Could we do without the welfare state? Without social protection, how could Europe achieve broad social acceptance for the massive changes being forced upon us by global markets, technological advances and socio-demographic changes? Europe’s most open economies, notably the Scandinavian ones, built the most advanced welfare states and provided long-term unemployment benefits accompanied by active labour market policies to help displaced workers find suitable jobs. For decades, early retirement also allowed companies to restructure their workforces in socially acceptable ways. Even though we now realize how costly this strategy has been, employers find it difficult to adapt to economic changes without such “politics for markets”.
Another example: how can the EU’s goal of increasing female employment be fulfilled without providing appropriate childcare services? We need to reform our social protection systems to become more employment-friendly, and to tailor them to address new social risks and become more sustainable in an ageing society. Policies for generations unborn should thus seek to renew the inter-generational social contract, not abandon it under the pressure of economic rationality.
Globalisation is often used as the rationale for reductions in wages and social benefits.

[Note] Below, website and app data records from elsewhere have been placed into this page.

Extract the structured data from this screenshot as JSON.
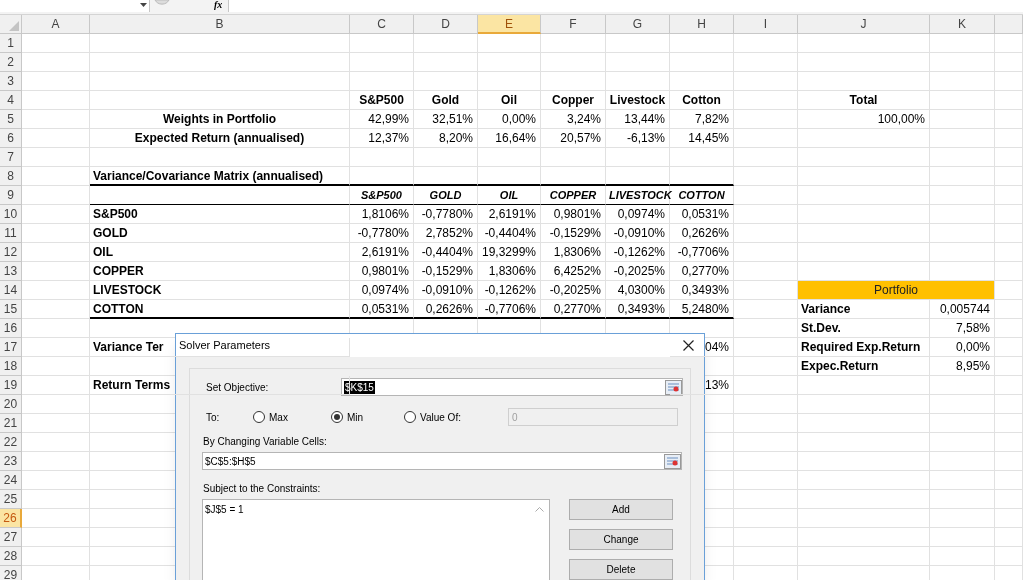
{
  "formula_bar": {
    "fx_label": "fx"
  },
  "columns": [
    {
      "label": "A",
      "selected": false
    },
    {
      "label": "B",
      "selected": false
    },
    {
      "label": "C",
      "selected": false
    },
    {
      "label": "D",
      "selected": false
    },
    {
      "label": "E",
      "selected": true
    },
    {
      "label": "F",
      "selected": false
    },
    {
      "label": "G",
      "selected": false
    },
    {
      "label": "H",
      "selected": false
    },
    {
      "label": "I",
      "selected": false
    },
    {
      "label": "J",
      "selected": false
    },
    {
      "label": "K",
      "selected": false
    }
  ],
  "rows": [
    {
      "label": "1",
      "selected": false
    },
    {
      "label": "2",
      "selected": false
    },
    {
      "label": "3",
      "selected": false
    },
    {
      "label": "4",
      "selected": false,
      "cells": {
        "C": {
          "text": "S&P500",
          "kind": "heading"
        },
        "D": {
          "text": "Gold",
          "kind": "heading"
        },
        "E": {
          "text": "Oil",
          "kind": "heading"
        },
        "F": {
          "text": "Copper",
          "kind": "heading"
        },
        "G": {
          "text": "Livestock",
          "kind": "heading"
        },
        "H": {
          "text": "Cotton",
          "kind": "heading"
        },
        "J": {
          "text": "Total",
          "kind": "heading"
        }
      }
    },
    {
      "label": "5",
      "selected": false,
      "cells": {
        "B": {
          "text": "Weights in Portfolio",
          "kind": "heading"
        },
        "C": {
          "text": "42,99%",
          "kind": "number"
        },
        "D": {
          "text": "32,51%",
          "kind": "number"
        },
        "E": {
          "text": "0,00%",
          "kind": "number"
        },
        "F": {
          "text": "3,24%",
          "kind": "number"
        },
        "G": {
          "text": "13,44%",
          "kind": "number"
        },
        "H": {
          "text": "7,82%",
          "kind": "number"
        },
        "J": {
          "text": "100,00%",
          "kind": "number"
        }
      }
    },
    {
      "label": "6",
      "selected": false,
      "cells": {
        "B": {
          "text": "Expected Return (annualised)",
          "kind": "heading"
        },
        "C": {
          "text": "12,37%",
          "kind": "number"
        },
        "D": {
          "text": "8,20%",
          "kind": "number"
        },
        "E": {
          "text": "16,64%",
          "kind": "number"
        },
        "F": {
          "text": "20,57%",
          "kind": "number"
        },
        "G": {
          "text": "-6,13%",
          "kind": "number"
        },
        "H": {
          "text": "14,45%",
          "kind": "number"
        }
      }
    },
    {
      "label": "7",
      "selected": false
    },
    {
      "label": "8",
      "selected": false,
      "rule_below": true,
      "rule_bold": true,
      "cells": {
        "B": {
          "text": "Variance/Covariance Matrix (annualised)",
          "kind": "label"
        }
      }
    },
    {
      "label": "9",
      "selected": false,
      "rule_below": true,
      "rule_bold": false,
      "cells": {
        "C": {
          "text": "S&P500",
          "kind": "matrixhead"
        },
        "D": {
          "text": "GOLD",
          "kind": "matrixhead"
        },
        "E": {
          "text": "OIL",
          "kind": "matrixhead"
        },
        "F": {
          "text": "COPPER",
          "kind": "matrixhead"
        },
        "G": {
          "text": "LIVESTOCK",
          "kind": "matrixhead"
        },
        "H": {
          "text": "COTTON",
          "kind": "matrixhead"
        }
      }
    },
    {
      "label": "10",
      "selected": false,
      "cells": {
        "B": {
          "text": "S&P500",
          "kind": "label"
        },
        "C": {
          "text": "1,8106%",
          "kind": "number"
        },
        "D": {
          "text": "-0,7780%",
          "kind": "number"
        },
        "E": {
          "text": "2,6191%",
          "kind": "number"
        },
        "F": {
          "text": "0,9801%",
          "kind": "number"
        },
        "G": {
          "text": "0,0974%",
          "kind": "number"
        },
        "H": {
          "text": "0,0531%",
          "kind": "number"
        }
      }
    },
    {
      "label": "11",
      "selected": false,
      "cells": {
        "B": {
          "text": "GOLD",
          "kind": "label"
        },
        "C": {
          "text": "-0,7780%",
          "kind": "number"
        },
        "D": {
          "text": "2,7852%",
          "kind": "number"
        },
        "E": {
          "text": "-0,4404%",
          "kind": "number"
        },
        "F": {
          "text": "-0,1529%",
          "kind": "number"
        },
        "G": {
          "text": "-0,0910%",
          "kind": "number"
        },
        "H": {
          "text": "0,2626%",
          "kind": "number"
        }
      }
    },
    {
      "label": "12",
      "selected": false,
      "cells": {
        "B": {
          "text": "OIL",
          "kind": "label"
        },
        "C": {
          "text": "2,6191%",
          "kind": "number"
        },
        "D": {
          "text": "-0,4404%",
          "kind": "number"
        },
        "E": {
          "text": "19,3299%",
          "kind": "number"
        },
        "F": {
          "text": "1,8306%",
          "kind": "number"
        },
        "G": {
          "text": "-0,1262%",
          "kind": "number"
        },
        "H": {
          "text": "-0,7706%",
          "kind": "number"
        }
      }
    },
    {
      "label": "13",
      "selected": false,
      "cells": {
        "B": {
          "text": "COPPER",
          "kind": "label"
        },
        "C": {
          "text": "0,9801%",
          "kind": "number"
        },
        "D": {
          "text": "-0,1529%",
          "kind": "number"
        },
        "E": {
          "text": "1,8306%",
          "kind": "number"
        },
        "F": {
          "text": "6,4252%",
          "kind": "number"
        },
        "G": {
          "text": "-0,2025%",
          "kind": "number"
        },
        "H": {
          "text": "0,2770%",
          "kind": "number"
        }
      }
    },
    {
      "label": "14",
      "selected": false,
      "cells": {
        "B": {
          "text": "LIVESTOCK",
          "kind": "label"
        },
        "C": {
          "text": "0,0974%",
          "kind": "number"
        },
        "D": {
          "text": "-0,0910%",
          "kind": "number"
        },
        "E": {
          "text": "-0,1262%",
          "kind": "number"
        },
        "F": {
          "text": "-0,2025%",
          "kind": "number"
        },
        "G": {
          "text": "4,0300%",
          "kind": "number"
        },
        "H": {
          "text": "0,3493%",
          "kind": "number"
        },
        "J": {
          "text": "Portfolio",
          "kind": "banner"
        }
      }
    },
    {
      "label": "15",
      "selected": false,
      "rule_below": true,
      "rule_bold": true,
      "cells": {
        "B": {
          "text": "COTTON",
          "kind": "label"
        },
        "C": {
          "text": "0,0531%",
          "kind": "number"
        },
        "D": {
          "text": "0,2626%",
          "kind": "number"
        },
        "E": {
          "text": "-0,7706%",
          "kind": "number"
        },
        "F": {
          "text": "0,2770%",
          "kind": "number"
        },
        "G": {
          "text": "0,3493%",
          "kind": "number"
        },
        "H": {
          "text": "5,2480%",
          "kind": "number"
        },
        "J": {
          "text": "Variance",
          "kind": "label"
        },
        "K": {
          "text": "0,005744",
          "kind": "number"
        }
      }
    },
    {
      "label": "16",
      "selected": false,
      "cells": {
        "J": {
          "text": "St.Dev.",
          "kind": "label"
        },
        "K": {
          "text": "7,58%",
          "kind": "number"
        }
      }
    },
    {
      "label": "17",
      "selected": false,
      "cells": {
        "B": {
          "text": "Variance Ter",
          "kind": "label"
        },
        "H": {
          "text": "04%",
          "kind": "number"
        },
        "J": {
          "text": "Required Exp.Return",
          "kind": "label"
        },
        "K": {
          "text": "0,00%",
          "kind": "number"
        }
      }
    },
    {
      "label": "18",
      "selected": false,
      "cells": {
        "J": {
          "text": "Expec.Return",
          "kind": "label"
        },
        "K": {
          "text": "8,95%",
          "kind": "number"
        }
      }
    },
    {
      "label": "19",
      "selected": false,
      "cells": {
        "B": {
          "text": "Return Terms",
          "kind": "label"
        },
        "H": {
          "text": "13%",
          "kind": "number"
        }
      }
    },
    {
      "label": "20",
      "selected": false
    },
    {
      "label": "21",
      "selected": false
    },
    {
      "label": "22",
      "selected": false
    },
    {
      "label": "23",
      "selected": false
    },
    {
      "label": "24",
      "selected": false
    },
    {
      "label": "25",
      "selected": false
    },
    {
      "label": "26",
      "selected": true
    },
    {
      "label": "27",
      "selected": false
    },
    {
      "label": "28",
      "selected": false
    },
    {
      "label": "29",
      "selected": false
    }
  ],
  "solver_dialog": {
    "title": "Solver Parameters",
    "objective": {
      "label": "Set Objective:",
      "value": "$K$15",
      "value_selected": true
    },
    "to": {
      "label": "To:",
      "options": [
        {
          "label": "Max",
          "selected": false
        },
        {
          "label": "Min",
          "selected": true
        },
        {
          "label": "Value Of:",
          "selected": false
        }
      ],
      "value_of": {
        "value": "0",
        "disabled": true
      }
    },
    "changing_cells": {
      "label": "By Changing Variable Cells:",
      "value": "$C$5:$H$5"
    },
    "constraints": {
      "label": "Subject to the Constraints:",
      "items": [
        "$J$5 = 1"
      ]
    },
    "buttons": [
      "Add",
      "Change",
      "Delete"
    ]
  }
}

No wonder workers have sleepless nights about it. Politicians tend to call in their speeches for radical reforms that they say are needed to confront the “globalisation threat” and “demographic time-bomb”, yet they only enact short-term welfare cuts and incoherent partial solutions that just address current fiscal problems. In other words, although reforms are already moving ahead far too slowly, radical reforms have rarely proven politically feasible in democratic societies. The social contract cannot be re-written overnight, but it does need to be supported by the people, not just for democratic reasons but because otherwise we are unlikely to see successful adjustments to Europe’s economy.